Te Mata Anzac memorial tree

View of pine tree in a grass field

View of weathered plaque attached an old piece of wood

A somewhat battered but still dignified pine tree stands in a grove of trees beside the stream on the eastern edge of Te Mata Domain. At its foot is a post with a plaque inscribed ANZAC / MEMORIAL TREE / GREAT GRANDCHILD OF / FAMOUS GALLIPOLI / "LONE PINE".

The 'Gallipoli Lone Pine' referred to here is a solitary pine tree which stood on a ridge where some of the fiercest fighting of the Gallipoli campaign took place (hence the name Lone Pine Ridge and the location of the Lone Pine memorial). Although the tree was destroyed in the fighting, a number of memorial pine trees have been planted in Australia since 1933 and New Zealand since 1950 or 1951 which were grown or descended from seeds brought back from the battlefield.

One such was at the Te Mata cemetery, where on 29 September 1961 Gallipoli veteran J. L. Y. Martyn planted a seedling grown from the seeds of the first 'lone pine' planted in New Zealand (see Taradale Cemetery Lone Pine memorial). The Te Mata cemetery pine was cut down in 1983, but it seems that one or more seedlings had been or were subsequently planted in the Te Mata Domain. The plaque was presumably installed or relocated around this time. Puzzlingly, a tiny plaque with the date '1951' is also affixed to the marker post (perhaps this refers to the date the 'mother tree' was planted in the Taradale cemetery). Another local mystery is the reported discovery of a 'Lone Pine' plaque of unknown provenance on the Raglan golf course in 2005. This raises the possibility that there are other 'lone pine' descendants in the area.

On the bottom right hand corner of the Te Mata plaque the tree is identified as Pinus halepensis (Aleppo pine). However, the original 'Gallipoli lone pine' was almost certainly a Turkish red pine (Pinus brutia). Recent research by botanists Mike Wilcox and David Spencer has established that the only Pinus brutia 'lone pine' planted in New Zealand prior to 2009 was one planted on the Paeroa golf course. In 2015 a number of seedlings grown at the Rotorua headquarters of Scion (NZ Forest Research Institute) from seeds from the Paeroa tree were distributed around the country as living memorials (see Lone Pine memorials project).

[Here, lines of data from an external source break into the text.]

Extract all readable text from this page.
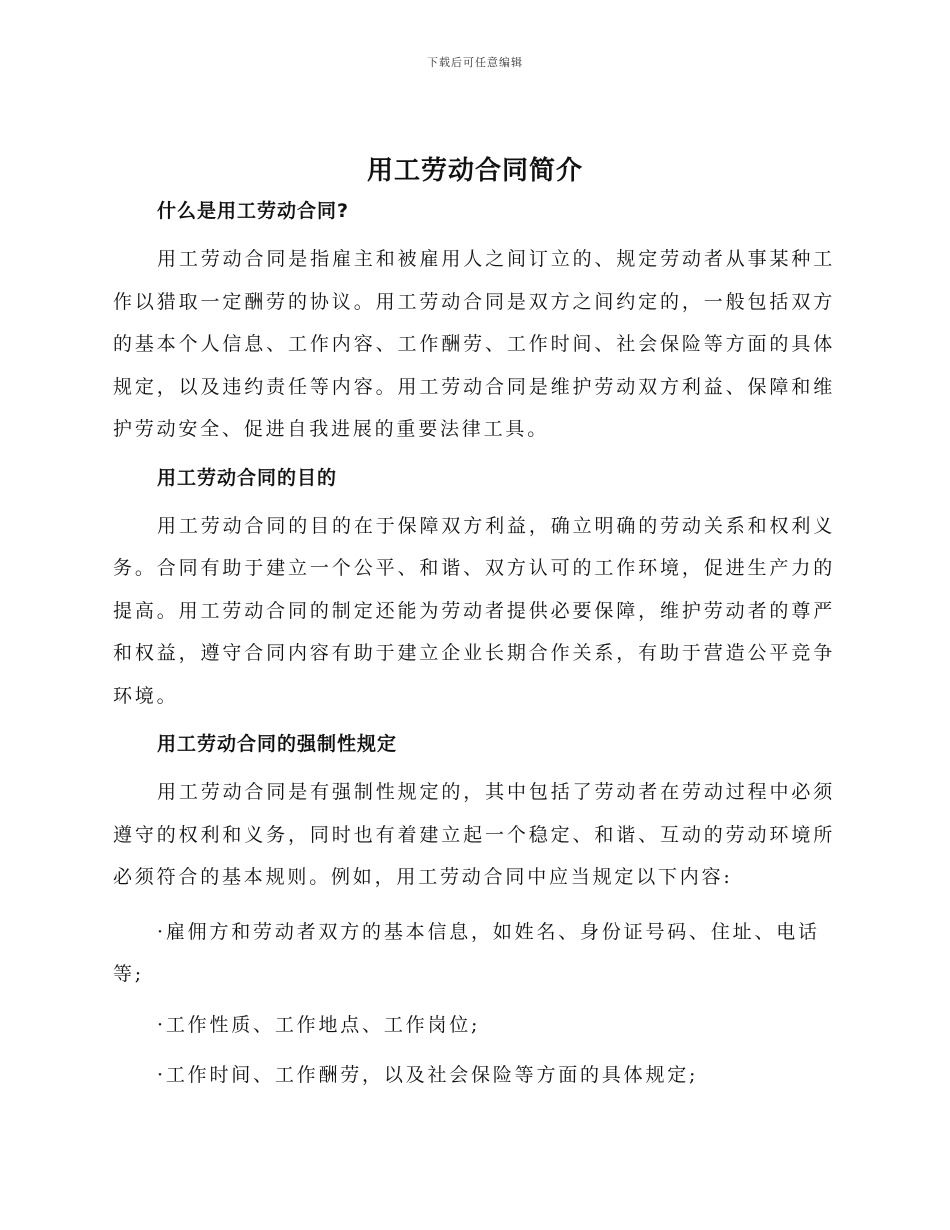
下载后可任意编辑
用工劳动合同简介
什么是用工劳动合同?

用工劳动合同是指雇主和被雇用人之间订立的、规定劳动者从事某种工作以猎取一定酬劳的协议。用工劳动合同是双方之间约定的，一般包括双方的基本个人信息、工作内容、工作酬劳、工作时间、社会保险等方面的具体规定，以及违约责任等内容。用工劳动合同是维护劳动双方利益、保障和维护劳动安全、促进自我进展的重要法律工具。

用工劳动合同的目的

用工劳动合同的目的在于保障双方利益，确立明确的劳动关系和权利义务。合同有助于建立一个公平、和谐、双方认可的工作环境，促进生产力的提高。用工劳动合同的制定还能为劳动者提供必要保障，维护劳动者的尊严和权益，遵守合同内容有助于建立企业长期合作关系，有助于营造公平竞争环境。

用工劳动合同的强制性规定

用工劳动合同是有强制性规定的，其中包括了劳动者在劳动过程中必须遵守的权利和义务，同时也有着建立起一个稳定、和谐、互动的劳动环境所必须符合的基本规则。例如，用工劳动合同中应当规定以下内容:

·雇佣方和劳动者双方的基本信息，如姓名、身份证号码、住址、电话等;

·工作性质、工作地点、工作岗位;

·工作时间、工作酬劳，以及社会保险等方面的具体规定;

Sources: 'Planting of Lone Pine in Te Mata cemetery', Raglan County Chronicle, 12/10/1961, p. 1; Raglan and Districts RSA, 1932-2007, Raglan, 2007, pp. 121, 131-2, 139; Mike Wilcox and David Spencer, 'Stand up the real Anzac Lone Pine of Gallipoli', New Zealand Journal of Forestry, vol. 52, no. 1, May 2007, pp. 3-9; 'Lone Gallipoli pines to live on in Anzac tribute', Stuff National, 22/4/2015.